Compliance with Section 10-702 of the Maryland Real Property Code has been a source of some considerable discussion. It requires that a home seller provide the buyer with a either a “disclosure statement,” by which information is provided relating to the seller’s knowledge of defects, or a “disclaimer statement,” which applies to “as is” sales, but still requires disclosure of “latent defects.” It should be noted, however, that neither statement is required in connection with the sale of a unit in a property containing five or more units, because the statute expressly applies “only to single family residential property improved by four or fewer units.” In the sale of a condominium unit, disclosure requirements are governed by Section 11-135 of the Maryland Condominium Act, which requires certain disclosures by both the council of unit owners and the selling unit owner.
An amendment to Section 11-109.2 of the Maryland Condominium Act passed during the 2020 session of the Maryland General Assembly requires that the budget adopted at an annual meeting be distributed to each unit owner no more than 30 days after the meeting at which the budget was adopted.
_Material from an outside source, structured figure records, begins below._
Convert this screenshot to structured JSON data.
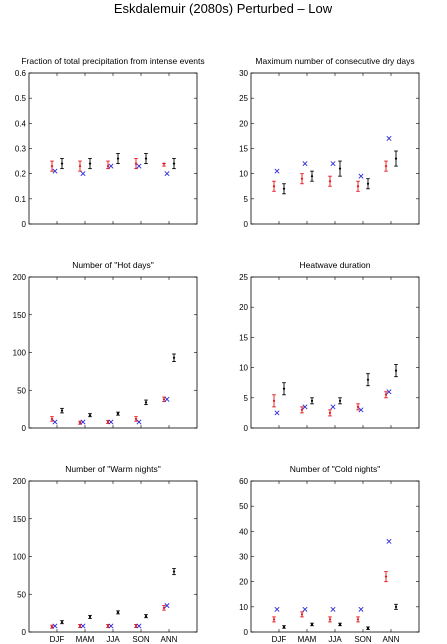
{
  "figure": {
    "title": "Eskdalemuir (2080s) Perturbed – Low",
    "categories": [
      "DJF",
      "MAM",
      "JJA",
      "SON",
      "ANN"
    ],
    "colors": {
      "red": "#e8141a",
      "blue": "#2a2ad8",
      "black": "#000000"
    }
  },
  "chart_data": [
    {
      "type": "scatter",
      "title": "Fraction of total precipitation from intense events",
      "ylim": [
        0,
        0.6
      ],
      "yticks": [
        "0",
        "0.1",
        "0.2",
        "0.3",
        "0.4",
        "0.5",
        "0.6"
      ],
      "ytick_values": [
        0,
        0.1,
        0.2,
        0.3,
        0.4,
        0.5,
        0.6
      ],
      "show_xticklabels": false,
      "series": [
        {
          "color": "red",
          "kind": "errorbar",
          "values": [
            0.23,
            0.23,
            0.23,
            0.24,
            0.24
          ],
          "low": [
            0.21,
            0.21,
            0.22,
            0.22,
            0.23
          ],
          "high": [
            0.25,
            0.25,
            0.25,
            0.26,
            0.24
          ]
        },
        {
          "color": "blue",
          "kind": "cross",
          "values": [
            0.21,
            0.2,
            0.23,
            0.23,
            0.2
          ]
        },
        {
          "color": "black",
          "kind": "errorbar",
          "values": [
            0.24,
            0.24,
            0.26,
            0.26,
            0.24
          ],
          "low": [
            0.22,
            0.22,
            0.24,
            0.24,
            0.22
          ],
          "high": [
            0.26,
            0.26,
            0.28,
            0.28,
            0.26
          ]
        }
      ]
    },
    {
      "type": "scatter",
      "title": "Maximum number of consecutive dry days",
      "ylim": [
        0,
        30
      ],
      "yticks": [
        "0",
        "5",
        "10",
        "15",
        "20",
        "25",
        "30"
      ],
      "ytick_values": [
        0,
        5,
        10,
        15,
        20,
        25,
        30
      ],
      "show_xticklabels": false,
      "series": [
        {
          "color": "red",
          "kind": "errorbar",
          "values": [
            7.5,
            9.0,
            8.5,
            7.5,
            11.5
          ],
          "low": [
            6.5,
            8.0,
            7.5,
            6.5,
            10.5
          ],
          "high": [
            8.5,
            10.0,
            9.5,
            8.5,
            12.5
          ]
        },
        {
          "color": "blue",
          "kind": "cross",
          "values": [
            10.5,
            12.0,
            12.0,
            9.5,
            17.0
          ]
        },
        {
          "color": "black",
          "kind": "errorbar",
          "values": [
            7.0,
            9.5,
            11.0,
            8.0,
            13.0
          ],
          "low": [
            6.0,
            8.5,
            9.5,
            7.0,
            11.5
          ],
          "high": [
            8.0,
            10.5,
            12.5,
            9.0,
            14.5
          ]
        }
      ]
    },
    {
      "type": "scatter",
      "title": "Number of \"Hot days\"",
      "ylim": [
        0,
        200
      ],
      "yticks": [
        "0",
        "50",
        "100",
        "150",
        "200"
      ],
      "ytick_values": [
        0,
        50,
        100,
        150,
        200
      ],
      "show_xticklabels": false,
      "series": [
        {
          "color": "red",
          "kind": "errorbar",
          "values": [
            12,
            7,
            8,
            12,
            38
          ],
          "low": [
            9,
            5,
            6,
            9,
            35
          ],
          "high": [
            15,
            9,
            10,
            15,
            41
          ]
        },
        {
          "color": "blue",
          "kind": "cross",
          "values": [
            8,
            8,
            8,
            8,
            38
          ]
        },
        {
          "color": "black",
          "kind": "errorbar",
          "values": [
            23,
            17,
            19,
            34,
            93
          ],
          "low": [
            20,
            15,
            17,
            31,
            88
          ],
          "high": [
            26,
            19,
            21,
            37,
            98
          ]
        }
      ]
    },
    {
      "type": "scatter",
      "title": "Heatwave duration",
      "ylim": [
        0,
        25
      ],
      "yticks": [
        "0",
        "5",
        "10",
        "15",
        "20",
        "25"
      ],
      "ytick_values": [
        0,
        5,
        10,
        15,
        20,
        25
      ],
      "show_xticklabels": false,
      "series": [
        {
          "color": "red",
          "kind": "errorbar",
          "values": [
            4.5,
            3.0,
            2.5,
            3.5,
            5.5
          ],
          "low": [
            3.5,
            2.5,
            2.0,
            3.0,
            5.0
          ],
          "high": [
            5.5,
            3.5,
            3.0,
            4.0,
            6.0
          ]
        },
        {
          "color": "blue",
          "kind": "cross",
          "values": [
            2.5,
            3.5,
            3.5,
            3.0,
            6.0
          ]
        },
        {
          "color": "black",
          "kind": "errorbar",
          "values": [
            6.5,
            4.5,
            4.5,
            8.0,
            9.5
          ],
          "low": [
            5.5,
            4.0,
            4.0,
            7.0,
            8.5
          ],
          "high": [
            7.5,
            5.0,
            5.0,
            9.0,
            10.5
          ]
        }
      ]
    },
    {
      "type": "scatter",
      "title": "Number of \"Warm nights\"",
      "ylim": [
        0,
        200
      ],
      "yticks": [
        "0",
        "50",
        "100",
        "150",
        "200"
      ],
      "ytick_values": [
        0,
        50,
        100,
        150,
        200
      ],
      "show_xticklabels": true,
      "series": [
        {
          "color": "red",
          "kind": "errorbar",
          "values": [
            7,
            8,
            8,
            8,
            32
          ],
          "low": [
            5,
            6,
            6,
            6,
            29
          ],
          "high": [
            9,
            10,
            10,
            10,
            35
          ]
        },
        {
          "color": "blue",
          "kind": "cross",
          "values": [
            8,
            8,
            8,
            8,
            35
          ]
        },
        {
          "color": "black",
          "kind": "errorbar",
          "values": [
            13,
            20,
            26,
            21,
            80
          ],
          "low": [
            11,
            18,
            24,
            19,
            76
          ],
          "high": [
            15,
            22,
            28,
            23,
            84
          ]
        }
      ]
    },
    {
      "type": "scatter",
      "title": "Number of \"Cold nights\"",
      "ylim": [
        0,
        60
      ],
      "yticks": [
        "0",
        "10",
        "20",
        "30",
        "40",
        "50",
        "60"
      ],
      "ytick_values": [
        0,
        10,
        20,
        30,
        40,
        50,
        60
      ],
      "show_xticklabels": true,
      "series": [
        {
          "color": "red",
          "kind": "errorbar",
          "values": [
            5,
            7,
            5,
            5,
            22
          ],
          "low": [
            4,
            6,
            4,
            4,
            20
          ],
          "high": [
            6,
            8,
            6,
            6,
            24
          ]
        },
        {
          "color": "blue",
          "kind": "cross",
          "values": [
            9,
            9,
            9,
            9,
            36
          ]
        },
        {
          "color": "black",
          "kind": "errorbar",
          "values": [
            2,
            3,
            3,
            1.5,
            10
          ],
          "low": [
            1.5,
            2.5,
            2.5,
            1.0,
            9
          ],
          "high": [
            2.5,
            3.5,
            3.5,
            2.0,
            11
          ]
        }
      ]
    }
  ]
}
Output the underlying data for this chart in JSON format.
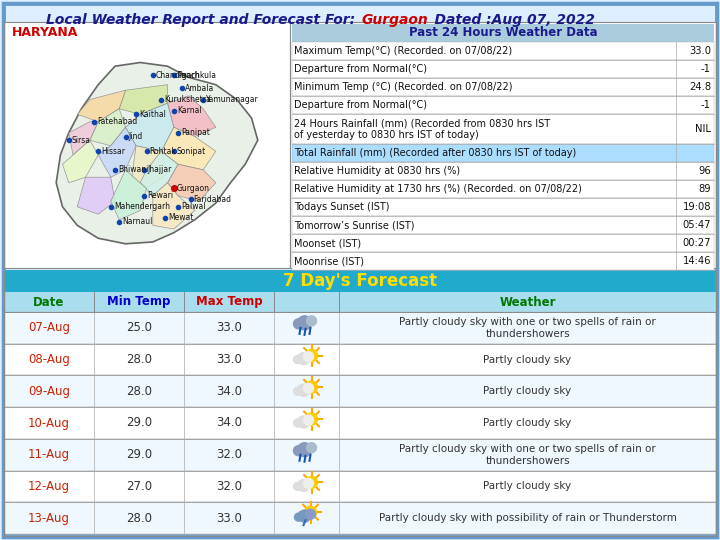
{
  "title_plain": "Local Weather Report and Forecast For: ",
  "city": "Gurgaon",
  "date": "    Dated :Aug 07, 2022",
  "bg_color": "#ddeeff",
  "past24_title": "Past 24 Hours Weather Data",
  "past24_rows": [
    [
      "Maximum Temp(°C) (Recorded. on 07/08/22)",
      "33.0"
    ],
    [
      "Departure from Normal(°C)",
      "-1"
    ],
    [
      "Minimum Temp (°C) (Recorded. on 07/08/22)",
      "24.8"
    ],
    [
      "Departure from Normal(°C)\n24 Hours Rainfall (mm) (Recorded from 0830 hrs IST\nof yesterday to 0830 hrs IST of today)",
      "-1\n\nNIL"
    ],
    [
      "Total Rainfall (mm) (Recorded after 0830 hrs IST of today)",
      ""
    ],
    [
      "Relative Humidity at 0830 hrs (%)",
      "96"
    ],
    [
      "Relative Humidity at 1730 hrs (%) (Recorded. on 07/08/22)",
      "89"
    ],
    [
      "Todays Sunset (IST)",
      "19:08"
    ],
    [
      "Tomorrow’s Sunrise (IST)",
      "05:47"
    ],
    [
      "Moonset (IST)",
      "00:27"
    ],
    [
      "Moonrise (IST)",
      "14:46"
    ]
  ],
  "highlight_row": 4,
  "forecast_title": "7 Day's Forecast",
  "forecast_header": [
    "Date",
    "Min Temp",
    "Max Temp",
    "Weather"
  ],
  "forecast_rows": [
    [
      "07-Aug",
      "25.0",
      "33.0",
      "rain",
      "Partly cloudy sky with one or two spells of rain or\nthundershowers"
    ],
    [
      "08-Aug",
      "28.0",
      "33.0",
      "sun_cloud",
      "Partly cloudy sky"
    ],
    [
      "09-Aug",
      "28.0",
      "34.0",
      "sun_cloud",
      "Partly cloudy sky"
    ],
    [
      "10-Aug",
      "29.0",
      "34.0",
      "sun_cloud",
      "Partly cloudy sky"
    ],
    [
      "11-Aug",
      "29.0",
      "32.0",
      "rain",
      "Partly cloudy sky with one or two spells of rain or\nthundershowers"
    ],
    [
      "12-Aug",
      "27.0",
      "32.0",
      "sun_cloud",
      "Partly cloudy sky"
    ],
    [
      "13-Aug",
      "28.0",
      "33.0",
      "thunder_rain",
      "Partly cloudy sky with possibility of rain or Thunderstorm"
    ]
  ],
  "haryana_label": "HARYANA",
  "title_color": "#1a1a8c",
  "city_color": "#cc0000",
  "forecast_title_color": "#ffdd00",
  "header_date_color": "#007700",
  "header_mintemp_color": "#0000cc",
  "header_maxtemp_color": "#cc0000",
  "header_weather_color": "#007700",
  "row_date_color": "#cc2200",
  "row_temp_color": "#333333",
  "row_weather_color": "#333333",
  "teal_bar_color": "#22aacc",
  "light_blue_header": "#aaddee",
  "past24_header_bg": "#aaccdd",
  "highlight_bg": "#aaddff",
  "border_color": "#6699cc"
}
The distribution may be made “by electronic transmission, by posting on the condominium association’s home page, or by inclusion in the homeowner association’s newsletter.” An amendment to the same effect was enacted as to Section 11B-112.2 of the Maryland Homeowners Association Act. The new law takes effect on October 31, 2020.
Legislation enacted during the 2020 session of the Maryland General Assembly increases the amount for which an individual unit owner is responsible where the cause of damage to any portion of the condominium originates in their unit. Under Section 11-114 of the Maryland Condominium Act, condominium master policies must cover property damage to all of the condominium structure, including both the common elements and units as originally constructed and finished by the developer, with the unit owners providing individual insurance for their improvements and personal contents. If damage originates in an individual unit, the owner is responsible for the insurance deductible under the condominium’s master policy, up to a maximum cap, which has been set a $5,000. The new law increases that cap to $10,000, and will take effect on October 1, 2020. The statute will now provide: “If the cause of any damage to or destruction of any portion of the condominium originates from a unit, the owner of the unit where the cause of the damage or destruction originated is responsible for the council of unit owners’ property insurance deductible not to exceed $10,000.” Any remaining deductible amount remains a common expense.
A bill pending in the Maryland General Assembly would make clear that all percentages for approval of amendments to bylaws be determined based on the number of owners “in good standing.” Owners “in good standing” are those not more than 90 days delinquent as to the payments of assessments and other charges. House Bill 556 would clarify Section 11-104(e)(6)(ii) of the Maryland Condominium Act, which provides that amendments to the bylaws require the approval of at least 60% of the unit owners “in good standing.” That provision also recognizes that approval of bylaw amendments may be based on “a lower percentage if required by the bylaws.” It was unclear, however, in instances where the bylaws permit a lower percentage, whether the percentage required is also be based on owners “in good standing;” or whether that limitation only applies when the approval of 60% or more is required. The proposed legislation would make clear that, if there is a lower percentage required under the bylaws, the percentage of approval is also be based on the number of owners “in good standing.” The bill would also amend Section 11B-116(c) of the Homeowner Association Act to clarify this same issue.
A bill filed in the Maryland General Assembly would require condominium developers to hold at least one meeting of the council of unit owners per year, and receive unit owner comment on the operation of the association. House Bill 218 would amend Section 11-109 of the Maryland Condominium Act, which presently requires that a condominium’s “governing body shall convene at least one meeting each year at which the agenda is open to any matter relating to the condominium.” The proposed legislation is intended to address those circumstances in which the developer maintains control the council as a result of still owning a majority of the units. It would provide that the mandated open agenda meeting is to be called by “the governing body or the developer,” and would require that, at the meeting, “the unit owners have an opportunity to provide comment.”
Legislation now pending in the Maryland General Assembly would double unit owner responsibility for the condominium’s insurance deductible when damage to components of the condominium originates from a unit. Under current law as established in Section 11-114 of the Maryland Condominium Act, the council of unit owners is required to maintain insurance “[f]or property and casualty losses to the common elements and units, exclusive of improvements and betterments installed in the units by the unit owners other than the developer.” An individual owner in whose unit the damage originates is responsible for the condominium’s insurance deductible up to a maximum of $5,000. Otherwise, the deductible remains a common expense. The result is that condominium master policies must cover property damage to all of the condominium structure, including both the common elements and units as originally constructed and finished by the developer, with the unit owners providing individual insurance for their improvements and personal contents. If damage originates in the unit, the owner is responsible for the insurance deductible up to a maximum of $5,000. Under House Bill 108 and Senate Bill 175, the $5,000 limit on unit owner responsibility would be raised to $10,000.